Come ormai tendenza consolidata nel tempo, secondo quanto emerge dal rapporto “Ecomafia 2017” di Legambiente, le regioni del sud, la Campania, seguita da Sicilia, Puglia e Calabria, si confermano ai primi posti nella classifica per numero di illeciti ambientali, sebbene le attività criminali in tale settore spesso siano radicate anche nel nord Italia. Infatti, la Lombardia è la prima regione per numero di indagini in corso. Nel complesso, a distanza di due anni dall’entrata in vigore della legge sugli eco-reati, sono diminuiti gli illeciti ambientali e il fatturato delle attività criminali che se ne ricava. E sono dati che lasciano ben sperare, visto che solo nel 2016 sono stati 25.889 i reati ambientali accertati su tutto il territorio nazionale, 71 al giorno, circa 3 ogni ora.

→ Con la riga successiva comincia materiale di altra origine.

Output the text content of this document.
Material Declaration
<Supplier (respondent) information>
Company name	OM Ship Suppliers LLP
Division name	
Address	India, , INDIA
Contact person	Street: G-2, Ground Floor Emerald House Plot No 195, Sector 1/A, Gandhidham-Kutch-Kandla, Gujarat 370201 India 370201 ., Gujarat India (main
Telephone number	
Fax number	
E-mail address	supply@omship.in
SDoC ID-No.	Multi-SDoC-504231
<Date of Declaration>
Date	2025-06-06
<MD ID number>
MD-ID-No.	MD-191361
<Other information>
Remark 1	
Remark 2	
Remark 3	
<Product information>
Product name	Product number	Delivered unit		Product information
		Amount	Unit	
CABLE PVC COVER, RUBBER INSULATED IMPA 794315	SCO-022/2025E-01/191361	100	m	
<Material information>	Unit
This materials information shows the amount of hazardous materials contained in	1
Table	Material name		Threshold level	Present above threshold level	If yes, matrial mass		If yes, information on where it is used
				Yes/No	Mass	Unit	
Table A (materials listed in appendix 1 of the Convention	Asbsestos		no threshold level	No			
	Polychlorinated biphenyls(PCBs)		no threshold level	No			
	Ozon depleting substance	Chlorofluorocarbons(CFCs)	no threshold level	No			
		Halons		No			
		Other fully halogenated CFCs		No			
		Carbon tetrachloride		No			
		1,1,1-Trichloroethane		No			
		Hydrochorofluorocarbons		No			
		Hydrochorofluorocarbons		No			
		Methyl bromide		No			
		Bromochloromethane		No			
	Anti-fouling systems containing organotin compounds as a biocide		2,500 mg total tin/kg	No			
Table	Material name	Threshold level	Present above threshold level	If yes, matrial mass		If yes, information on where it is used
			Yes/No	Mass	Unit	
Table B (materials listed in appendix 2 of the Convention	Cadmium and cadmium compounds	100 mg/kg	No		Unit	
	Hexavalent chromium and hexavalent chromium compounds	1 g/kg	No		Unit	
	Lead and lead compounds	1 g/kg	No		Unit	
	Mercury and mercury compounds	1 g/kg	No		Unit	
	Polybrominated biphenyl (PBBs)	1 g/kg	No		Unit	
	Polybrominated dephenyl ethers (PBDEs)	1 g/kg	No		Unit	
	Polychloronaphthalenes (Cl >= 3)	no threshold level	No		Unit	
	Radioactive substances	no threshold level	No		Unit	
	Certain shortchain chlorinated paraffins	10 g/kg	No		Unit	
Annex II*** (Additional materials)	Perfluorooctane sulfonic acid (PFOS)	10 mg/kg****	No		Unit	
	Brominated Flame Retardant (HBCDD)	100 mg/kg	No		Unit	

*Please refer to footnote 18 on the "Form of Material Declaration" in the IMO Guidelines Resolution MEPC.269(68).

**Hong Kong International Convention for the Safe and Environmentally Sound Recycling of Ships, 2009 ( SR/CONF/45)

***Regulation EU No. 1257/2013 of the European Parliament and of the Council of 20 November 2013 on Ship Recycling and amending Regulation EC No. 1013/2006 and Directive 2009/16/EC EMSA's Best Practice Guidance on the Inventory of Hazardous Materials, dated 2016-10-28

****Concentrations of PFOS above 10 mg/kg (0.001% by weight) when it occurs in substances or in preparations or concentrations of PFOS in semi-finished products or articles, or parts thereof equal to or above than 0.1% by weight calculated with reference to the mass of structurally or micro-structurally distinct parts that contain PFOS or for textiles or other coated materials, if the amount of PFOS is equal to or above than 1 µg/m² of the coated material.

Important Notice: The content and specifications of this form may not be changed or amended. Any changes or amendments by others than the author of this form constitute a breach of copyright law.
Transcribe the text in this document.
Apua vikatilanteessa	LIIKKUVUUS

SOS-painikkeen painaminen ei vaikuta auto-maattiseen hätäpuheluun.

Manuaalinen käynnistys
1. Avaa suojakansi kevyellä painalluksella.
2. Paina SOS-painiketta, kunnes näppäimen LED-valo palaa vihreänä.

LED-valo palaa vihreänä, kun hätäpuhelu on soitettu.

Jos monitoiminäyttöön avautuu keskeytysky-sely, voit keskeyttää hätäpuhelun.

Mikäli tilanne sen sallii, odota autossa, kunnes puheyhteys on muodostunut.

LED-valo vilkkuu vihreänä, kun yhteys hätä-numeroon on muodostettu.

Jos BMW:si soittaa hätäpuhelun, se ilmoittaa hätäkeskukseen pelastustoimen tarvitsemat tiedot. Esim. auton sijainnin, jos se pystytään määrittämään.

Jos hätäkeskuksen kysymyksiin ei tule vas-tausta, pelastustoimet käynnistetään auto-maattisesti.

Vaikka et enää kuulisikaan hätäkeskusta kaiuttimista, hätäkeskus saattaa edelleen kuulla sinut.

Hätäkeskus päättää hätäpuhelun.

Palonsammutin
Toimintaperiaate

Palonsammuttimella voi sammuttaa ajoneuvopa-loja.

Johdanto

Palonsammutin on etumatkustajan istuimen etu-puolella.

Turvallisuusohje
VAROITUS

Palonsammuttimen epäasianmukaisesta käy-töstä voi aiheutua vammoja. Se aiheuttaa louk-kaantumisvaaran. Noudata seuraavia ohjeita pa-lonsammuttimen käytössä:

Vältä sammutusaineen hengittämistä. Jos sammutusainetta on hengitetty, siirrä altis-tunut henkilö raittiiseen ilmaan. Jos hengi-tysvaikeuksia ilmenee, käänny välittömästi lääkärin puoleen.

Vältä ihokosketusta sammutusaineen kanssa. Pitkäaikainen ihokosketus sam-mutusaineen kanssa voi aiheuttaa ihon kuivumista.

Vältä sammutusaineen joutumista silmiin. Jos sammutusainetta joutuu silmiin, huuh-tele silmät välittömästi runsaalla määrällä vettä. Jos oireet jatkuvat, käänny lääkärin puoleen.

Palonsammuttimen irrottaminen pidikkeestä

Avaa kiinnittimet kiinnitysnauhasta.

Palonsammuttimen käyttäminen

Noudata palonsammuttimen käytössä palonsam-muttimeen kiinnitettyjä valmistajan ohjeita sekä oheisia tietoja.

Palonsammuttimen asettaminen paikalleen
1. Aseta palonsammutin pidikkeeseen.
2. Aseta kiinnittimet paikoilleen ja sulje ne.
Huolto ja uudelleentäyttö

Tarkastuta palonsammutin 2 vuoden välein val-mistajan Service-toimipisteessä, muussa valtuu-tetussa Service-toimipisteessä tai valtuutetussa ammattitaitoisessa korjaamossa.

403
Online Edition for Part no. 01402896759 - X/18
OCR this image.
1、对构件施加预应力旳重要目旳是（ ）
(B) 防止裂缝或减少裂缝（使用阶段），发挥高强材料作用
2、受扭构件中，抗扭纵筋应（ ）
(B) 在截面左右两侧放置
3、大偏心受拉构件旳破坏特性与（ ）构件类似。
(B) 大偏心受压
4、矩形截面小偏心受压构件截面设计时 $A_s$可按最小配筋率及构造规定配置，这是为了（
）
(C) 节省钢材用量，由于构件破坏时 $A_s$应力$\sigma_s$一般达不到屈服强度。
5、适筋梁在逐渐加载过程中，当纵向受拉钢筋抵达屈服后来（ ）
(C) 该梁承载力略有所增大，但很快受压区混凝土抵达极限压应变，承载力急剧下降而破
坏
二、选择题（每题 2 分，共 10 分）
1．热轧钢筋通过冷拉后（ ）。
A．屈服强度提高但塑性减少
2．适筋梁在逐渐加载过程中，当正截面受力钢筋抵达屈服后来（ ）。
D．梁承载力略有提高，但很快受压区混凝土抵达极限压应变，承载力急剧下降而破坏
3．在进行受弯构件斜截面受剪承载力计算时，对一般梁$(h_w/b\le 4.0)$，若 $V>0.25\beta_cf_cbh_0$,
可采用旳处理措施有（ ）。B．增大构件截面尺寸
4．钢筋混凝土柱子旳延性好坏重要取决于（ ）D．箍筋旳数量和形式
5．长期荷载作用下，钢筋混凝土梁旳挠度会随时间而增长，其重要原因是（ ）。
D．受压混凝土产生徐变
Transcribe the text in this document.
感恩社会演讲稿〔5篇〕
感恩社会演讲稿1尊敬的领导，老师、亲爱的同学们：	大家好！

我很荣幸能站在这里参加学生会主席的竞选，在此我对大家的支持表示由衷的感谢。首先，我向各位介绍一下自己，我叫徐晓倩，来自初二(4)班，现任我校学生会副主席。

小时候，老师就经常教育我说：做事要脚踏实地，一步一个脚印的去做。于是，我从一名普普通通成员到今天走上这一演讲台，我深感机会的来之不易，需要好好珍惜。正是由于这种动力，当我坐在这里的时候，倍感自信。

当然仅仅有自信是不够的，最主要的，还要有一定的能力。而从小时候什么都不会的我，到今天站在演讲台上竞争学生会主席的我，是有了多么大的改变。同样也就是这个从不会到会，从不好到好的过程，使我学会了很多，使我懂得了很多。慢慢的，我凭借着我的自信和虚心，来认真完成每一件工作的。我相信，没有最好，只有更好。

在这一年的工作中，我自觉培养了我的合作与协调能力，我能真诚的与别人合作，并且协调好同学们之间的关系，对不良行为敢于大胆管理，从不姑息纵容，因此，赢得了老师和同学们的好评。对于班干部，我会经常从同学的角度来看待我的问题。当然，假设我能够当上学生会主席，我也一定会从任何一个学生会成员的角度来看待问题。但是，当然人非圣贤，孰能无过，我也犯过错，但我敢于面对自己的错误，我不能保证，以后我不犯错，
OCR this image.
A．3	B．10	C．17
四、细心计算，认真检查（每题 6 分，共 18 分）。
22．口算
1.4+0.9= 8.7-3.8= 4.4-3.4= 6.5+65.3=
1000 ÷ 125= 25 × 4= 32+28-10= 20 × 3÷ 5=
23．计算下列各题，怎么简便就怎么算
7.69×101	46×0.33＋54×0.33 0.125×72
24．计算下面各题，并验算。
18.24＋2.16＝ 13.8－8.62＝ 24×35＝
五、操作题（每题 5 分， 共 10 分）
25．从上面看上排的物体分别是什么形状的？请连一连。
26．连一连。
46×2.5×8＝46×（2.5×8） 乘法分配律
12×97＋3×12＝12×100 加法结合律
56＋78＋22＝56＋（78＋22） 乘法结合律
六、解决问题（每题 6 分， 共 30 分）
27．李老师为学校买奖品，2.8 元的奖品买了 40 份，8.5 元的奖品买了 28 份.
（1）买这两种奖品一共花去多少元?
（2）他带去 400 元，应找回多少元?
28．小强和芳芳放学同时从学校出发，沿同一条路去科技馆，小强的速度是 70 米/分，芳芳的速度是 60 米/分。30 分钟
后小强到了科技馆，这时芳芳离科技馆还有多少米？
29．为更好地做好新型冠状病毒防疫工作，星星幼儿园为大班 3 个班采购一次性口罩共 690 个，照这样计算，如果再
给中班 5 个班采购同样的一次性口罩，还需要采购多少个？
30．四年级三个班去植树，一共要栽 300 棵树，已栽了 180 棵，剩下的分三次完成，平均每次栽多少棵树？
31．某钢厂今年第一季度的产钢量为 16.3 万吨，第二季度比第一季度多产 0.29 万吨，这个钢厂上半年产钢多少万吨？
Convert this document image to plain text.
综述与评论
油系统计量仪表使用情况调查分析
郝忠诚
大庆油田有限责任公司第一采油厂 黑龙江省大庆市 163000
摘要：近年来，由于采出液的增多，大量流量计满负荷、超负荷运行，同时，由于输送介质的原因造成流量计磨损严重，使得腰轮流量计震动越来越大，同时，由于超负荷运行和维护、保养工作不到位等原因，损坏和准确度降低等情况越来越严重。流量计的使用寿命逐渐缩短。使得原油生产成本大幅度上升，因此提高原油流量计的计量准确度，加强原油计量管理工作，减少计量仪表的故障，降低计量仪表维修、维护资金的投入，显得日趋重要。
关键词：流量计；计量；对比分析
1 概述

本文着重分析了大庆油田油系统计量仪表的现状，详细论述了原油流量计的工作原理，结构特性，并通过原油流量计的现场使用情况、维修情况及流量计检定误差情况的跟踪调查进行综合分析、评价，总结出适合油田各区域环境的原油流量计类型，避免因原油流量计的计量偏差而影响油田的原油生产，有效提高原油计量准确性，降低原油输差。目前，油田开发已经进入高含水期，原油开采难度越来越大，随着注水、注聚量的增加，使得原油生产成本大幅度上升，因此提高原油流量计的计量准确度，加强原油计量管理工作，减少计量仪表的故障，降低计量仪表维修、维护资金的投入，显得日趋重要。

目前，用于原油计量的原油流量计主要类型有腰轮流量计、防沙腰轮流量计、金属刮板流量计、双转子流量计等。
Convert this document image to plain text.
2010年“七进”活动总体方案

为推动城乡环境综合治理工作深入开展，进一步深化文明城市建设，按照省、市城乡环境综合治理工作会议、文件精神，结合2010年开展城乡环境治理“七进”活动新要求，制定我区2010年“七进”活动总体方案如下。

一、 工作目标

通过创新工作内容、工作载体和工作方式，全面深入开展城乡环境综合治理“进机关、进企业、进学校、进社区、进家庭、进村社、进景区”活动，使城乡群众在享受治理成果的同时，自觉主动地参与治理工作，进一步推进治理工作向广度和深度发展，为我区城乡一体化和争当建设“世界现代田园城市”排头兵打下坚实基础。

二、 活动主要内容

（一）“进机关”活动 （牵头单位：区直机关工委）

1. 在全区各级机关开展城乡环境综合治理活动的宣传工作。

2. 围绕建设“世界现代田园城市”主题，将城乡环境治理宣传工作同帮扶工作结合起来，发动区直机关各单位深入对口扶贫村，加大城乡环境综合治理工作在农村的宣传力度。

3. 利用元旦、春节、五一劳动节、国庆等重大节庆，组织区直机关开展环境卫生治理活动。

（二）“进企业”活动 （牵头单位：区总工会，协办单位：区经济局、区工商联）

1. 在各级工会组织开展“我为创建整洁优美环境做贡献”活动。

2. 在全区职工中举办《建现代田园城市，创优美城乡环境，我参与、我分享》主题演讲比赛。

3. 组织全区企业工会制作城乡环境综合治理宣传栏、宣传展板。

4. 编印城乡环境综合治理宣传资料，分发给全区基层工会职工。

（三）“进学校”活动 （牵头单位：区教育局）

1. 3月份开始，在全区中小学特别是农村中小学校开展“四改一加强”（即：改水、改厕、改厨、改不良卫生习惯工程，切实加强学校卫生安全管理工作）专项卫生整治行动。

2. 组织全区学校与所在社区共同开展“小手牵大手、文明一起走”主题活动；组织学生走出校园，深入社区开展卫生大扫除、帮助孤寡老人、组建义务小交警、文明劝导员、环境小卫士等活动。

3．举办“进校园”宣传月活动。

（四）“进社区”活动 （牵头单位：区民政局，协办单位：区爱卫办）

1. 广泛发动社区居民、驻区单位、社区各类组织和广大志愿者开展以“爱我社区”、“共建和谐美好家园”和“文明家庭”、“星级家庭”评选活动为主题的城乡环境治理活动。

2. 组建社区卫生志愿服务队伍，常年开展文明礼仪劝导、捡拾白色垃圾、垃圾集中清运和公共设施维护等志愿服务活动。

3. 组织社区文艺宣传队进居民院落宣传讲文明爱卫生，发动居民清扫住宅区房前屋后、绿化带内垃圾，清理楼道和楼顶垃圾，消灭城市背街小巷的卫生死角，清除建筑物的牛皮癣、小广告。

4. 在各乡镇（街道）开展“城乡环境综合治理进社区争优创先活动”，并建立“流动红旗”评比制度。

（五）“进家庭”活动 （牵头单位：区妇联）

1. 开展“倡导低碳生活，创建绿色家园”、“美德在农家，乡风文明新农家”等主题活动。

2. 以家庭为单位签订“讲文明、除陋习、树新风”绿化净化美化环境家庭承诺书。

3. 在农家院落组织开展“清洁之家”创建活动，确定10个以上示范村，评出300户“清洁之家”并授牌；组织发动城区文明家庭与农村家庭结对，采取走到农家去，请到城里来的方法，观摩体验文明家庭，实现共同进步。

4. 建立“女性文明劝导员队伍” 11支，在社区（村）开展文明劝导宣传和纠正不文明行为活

”Quest’anno – dichiara la presidente nazionale di Legambiente Rossella Muroni – il rapporto ci restituisce una fotografia che non ha solo tinte fosche ma anche colori di speranza grazie soprattutto alla legge che ha introdotto nel codice penale i delitti ambientali e che ha contributo a renderci un Paese normale, dove chi inquina finalmente paga per quello che ha fatto. Ora è importante proseguire su questa strada non fermandosi ai primi risultati ottenuti, ma andando avanti investendo maggiori risorse soprattutto sulla formazione degli operatori dedicati ai controlli e dando gambe forti alle Agenzie regionali di protezione ambientale, che stanno ancora aspettando l’approvazione dei decreti attuativi”.
In ogni regione, mafia, corruzione e appalti truccati sono soltanto la punta dell’iceberg.
Nello specifico, in Sicilia, i problemi riguardano prevalentemente l’abusivismo edilizio; basta guardare il caso Licata, che sul proprio territorio ha 17.000 case illegali, di cui 400 sorgono entro la fascia di inedificabilità assoluta dei 150 metri dal mare.
E poi l’illegalità nel ciclo dei rifiuti speciali che, anziché essere trattati e gestiti secondo le norme di sicurezza ambientale e sanitaria, sono nascosti e così avvelenano l’aria, le falde acquifere, i fiumi e le coltivazioni agricole, minacciano la salute dei cittadini, contaminando con metalli pesanti, diossine e altre sostanze cancerogene i prodotti alimentari.
Infine c’è la piaga degli incendi dolosi. La Sicilia si piazza al terzo posto, con ben 735 infrazioni (il 15,9% del totale).
Lo scenario, pertanto, appare drammaticamente lontano da un sostanziale miglioramento e, di certo, il tempo di applicazione del nuovo dispositivo di legge risulta essere ancora insufficiente per arginare un fenomeno come quello delle ecomafie, diffuso a livello internazionale.